Human Rights Watch's report describes the experiences of young girls and women who undergo genital mutilation and the terrible toll it has on their physical and mental health. The report includes interviews with girls and women who referred to the practice as "sunnah," a non-obligatory act to strengthen one's religion. Human Rights Watch found that women are confused about whether the practice is a religious obligation.
On July 6, 2010, The High Committee for Issuing Fatwas at the Kurdistan Islamic Scholars Union, the highest Muslim religious authority in Iraqi Kurdistan on religious pronouncements and rulings, issued a fatwa, or religious edict, shortly after the release of Human Rights Watch's report. The fatwa stated that female genital mutilation predates Islam and is not required by it.

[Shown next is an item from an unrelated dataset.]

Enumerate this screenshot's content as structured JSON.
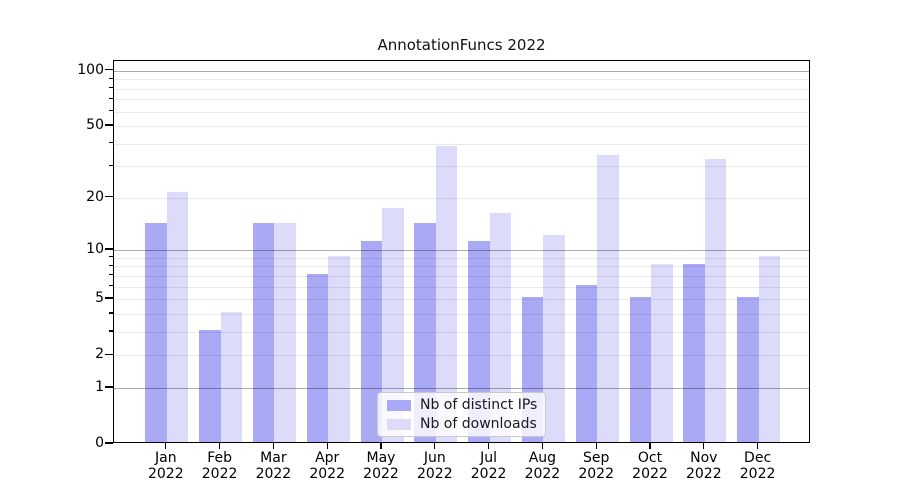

The fatwa did not explicitly ban the practice but encouraged parents not to have the procedure performed on their daughters because of the negative health consequences.
In 2010, the Association for Crisis Assistance and Development Co-operation (WADI), a German-Iraqi human rights nongovernmental organization, published a statistical study on the prevalence of the practice in Arbil, Sulaimaniya, and the Germian/Kirkuk region. It found that out of the 1,408 girls and women age 14 and over it interviewed, 72.7 percent had undergone the practice. For the 12 to 24 age group, the prevalence was slightly over 40 percent.
Shortly after the Human Rights Watch report was issued, the Kurdistan Health Ministry surveyed 5,000 women and girls and found that 41 percent had undergone the procedure, and that the practice is prevalent in some regions than others in Kurdistan. The ministry found, for example, that the rate was higher in Sulaimaniya than in Arbil.
Female genital mutilation violates the rights of women to life, health and bodily integrity, non-discrimination and the right not to be subjected to cruel, inhuman and degrading treatment. In addition, since the practice predominantly affects girls under 18, it also violates children's rights to health, life, physical integrity, and non-discrimination.
"Once the ban is in effect, government agencies should widely disseminate information on the new law making sure it reaches women and girls at risk of FGM," Khalife said. "Everyone should now know that the mutilation of girls is prohibited."